Quant: Power of a test

In Schweser, I didn’t understand the concept below: "Decreasing the significance level (probability of a Type I error) from 5% to 1%, for example, will increase the probability of failing to reject a false null (Type II error) and therefore reduce the power of the test. How are these probabilities linked and hence the power of the test?

error! sorry!

http://en.wikipedia.org/wiki/Statistical_power

I will start with saying that this conversation is taking place with a set sample size. A Type I error is when you reject a true null Hypothesis, thus by making alpha smaller (5% to 1%) you decrease the likelihood of making a type I error. A Type II error is when you reject a false null hypothesis (that is then main hypothesis was actually false but you could not find significant statistical evidence to reject the null hypothesis).

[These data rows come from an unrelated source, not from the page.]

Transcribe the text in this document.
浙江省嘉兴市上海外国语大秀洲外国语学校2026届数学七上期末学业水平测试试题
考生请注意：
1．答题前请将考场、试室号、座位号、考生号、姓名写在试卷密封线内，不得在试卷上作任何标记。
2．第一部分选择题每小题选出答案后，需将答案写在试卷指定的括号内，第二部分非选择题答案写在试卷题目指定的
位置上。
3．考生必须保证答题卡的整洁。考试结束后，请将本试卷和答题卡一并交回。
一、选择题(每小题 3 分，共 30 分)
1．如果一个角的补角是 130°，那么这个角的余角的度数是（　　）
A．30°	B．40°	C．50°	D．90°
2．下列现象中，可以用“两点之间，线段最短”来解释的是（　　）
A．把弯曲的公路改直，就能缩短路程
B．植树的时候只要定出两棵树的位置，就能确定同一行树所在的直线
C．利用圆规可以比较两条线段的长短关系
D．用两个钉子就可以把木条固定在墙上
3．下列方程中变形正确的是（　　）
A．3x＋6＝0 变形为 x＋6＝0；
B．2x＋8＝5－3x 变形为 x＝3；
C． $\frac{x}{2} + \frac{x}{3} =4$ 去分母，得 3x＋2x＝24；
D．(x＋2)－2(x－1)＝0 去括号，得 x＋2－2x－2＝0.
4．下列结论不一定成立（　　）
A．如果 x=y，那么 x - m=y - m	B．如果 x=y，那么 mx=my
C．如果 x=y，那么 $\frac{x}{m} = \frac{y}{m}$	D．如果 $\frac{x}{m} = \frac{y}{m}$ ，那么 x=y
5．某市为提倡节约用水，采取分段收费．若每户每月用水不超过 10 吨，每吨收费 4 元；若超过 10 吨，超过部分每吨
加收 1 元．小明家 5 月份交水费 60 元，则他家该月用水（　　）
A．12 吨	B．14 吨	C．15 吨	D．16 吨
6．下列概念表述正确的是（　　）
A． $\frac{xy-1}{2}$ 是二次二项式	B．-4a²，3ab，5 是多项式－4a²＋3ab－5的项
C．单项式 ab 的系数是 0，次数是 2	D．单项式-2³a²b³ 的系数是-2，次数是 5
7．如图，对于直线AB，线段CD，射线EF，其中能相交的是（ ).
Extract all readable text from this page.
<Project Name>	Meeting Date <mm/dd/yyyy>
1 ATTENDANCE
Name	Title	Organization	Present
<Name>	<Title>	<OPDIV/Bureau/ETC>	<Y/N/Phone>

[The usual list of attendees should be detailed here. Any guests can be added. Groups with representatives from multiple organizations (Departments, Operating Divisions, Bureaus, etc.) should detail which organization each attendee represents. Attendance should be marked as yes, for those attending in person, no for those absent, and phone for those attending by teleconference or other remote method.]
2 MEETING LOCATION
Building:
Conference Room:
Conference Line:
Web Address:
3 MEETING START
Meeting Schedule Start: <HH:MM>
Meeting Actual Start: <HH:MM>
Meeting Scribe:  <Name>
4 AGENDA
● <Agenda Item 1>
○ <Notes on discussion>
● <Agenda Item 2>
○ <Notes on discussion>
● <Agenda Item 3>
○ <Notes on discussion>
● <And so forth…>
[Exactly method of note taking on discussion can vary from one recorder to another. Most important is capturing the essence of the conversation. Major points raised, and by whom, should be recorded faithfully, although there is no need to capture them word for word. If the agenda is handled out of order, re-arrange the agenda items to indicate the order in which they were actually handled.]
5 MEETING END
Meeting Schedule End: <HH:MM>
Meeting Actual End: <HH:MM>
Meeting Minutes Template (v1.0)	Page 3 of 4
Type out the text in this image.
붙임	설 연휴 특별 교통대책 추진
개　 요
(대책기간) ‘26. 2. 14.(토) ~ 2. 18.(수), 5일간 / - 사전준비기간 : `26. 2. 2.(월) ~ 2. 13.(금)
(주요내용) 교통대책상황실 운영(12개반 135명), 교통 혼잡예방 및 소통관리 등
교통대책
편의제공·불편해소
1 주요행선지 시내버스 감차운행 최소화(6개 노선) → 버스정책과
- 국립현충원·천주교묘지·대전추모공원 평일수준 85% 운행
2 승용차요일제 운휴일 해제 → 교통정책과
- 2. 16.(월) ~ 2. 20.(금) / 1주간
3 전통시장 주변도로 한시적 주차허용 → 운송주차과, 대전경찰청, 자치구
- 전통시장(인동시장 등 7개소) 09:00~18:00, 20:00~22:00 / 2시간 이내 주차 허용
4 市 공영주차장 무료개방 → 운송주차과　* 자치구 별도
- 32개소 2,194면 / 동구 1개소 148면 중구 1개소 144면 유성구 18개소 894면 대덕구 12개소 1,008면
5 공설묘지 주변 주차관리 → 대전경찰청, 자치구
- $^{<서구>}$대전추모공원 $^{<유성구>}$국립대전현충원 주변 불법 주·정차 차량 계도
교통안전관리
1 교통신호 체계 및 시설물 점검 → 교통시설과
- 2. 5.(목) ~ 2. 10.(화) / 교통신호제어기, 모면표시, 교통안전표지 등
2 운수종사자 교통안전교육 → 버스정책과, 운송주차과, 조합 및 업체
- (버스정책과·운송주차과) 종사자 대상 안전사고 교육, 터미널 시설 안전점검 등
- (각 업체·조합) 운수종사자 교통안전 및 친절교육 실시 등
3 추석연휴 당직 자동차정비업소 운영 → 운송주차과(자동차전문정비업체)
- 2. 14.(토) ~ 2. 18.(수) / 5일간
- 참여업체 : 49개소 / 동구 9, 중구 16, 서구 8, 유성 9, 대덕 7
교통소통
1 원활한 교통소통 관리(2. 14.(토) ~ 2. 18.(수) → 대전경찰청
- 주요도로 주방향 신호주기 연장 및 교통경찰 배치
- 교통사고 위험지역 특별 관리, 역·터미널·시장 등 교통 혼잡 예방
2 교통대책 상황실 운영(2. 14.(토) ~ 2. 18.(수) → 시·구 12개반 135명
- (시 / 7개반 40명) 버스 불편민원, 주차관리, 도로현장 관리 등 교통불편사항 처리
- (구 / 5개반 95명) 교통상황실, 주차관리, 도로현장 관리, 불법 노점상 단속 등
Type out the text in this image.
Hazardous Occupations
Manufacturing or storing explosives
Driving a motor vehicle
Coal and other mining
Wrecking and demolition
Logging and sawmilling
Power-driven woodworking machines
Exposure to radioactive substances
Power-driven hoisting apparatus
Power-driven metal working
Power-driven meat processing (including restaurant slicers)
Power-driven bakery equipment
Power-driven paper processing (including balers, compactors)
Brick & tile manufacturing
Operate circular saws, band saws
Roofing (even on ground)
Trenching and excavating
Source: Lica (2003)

By requiring more statistical evidence to reject the null hypothesis you decrease the chance of making a type I error, but you increase the chance of making a type II error. The power of the test is defined as 1 - P(making a Type II error) thus by reducing alpha you are making a type II error more likely, therefore you are reducing the “power of the test” Hope it helps.

Nice!

thanks a bundle

To add to aussie… In type 11 error - it is the fail to reject a false null hypothesis… The power of the test is to correctly rejecting a false null hypothesis…you catch a liar.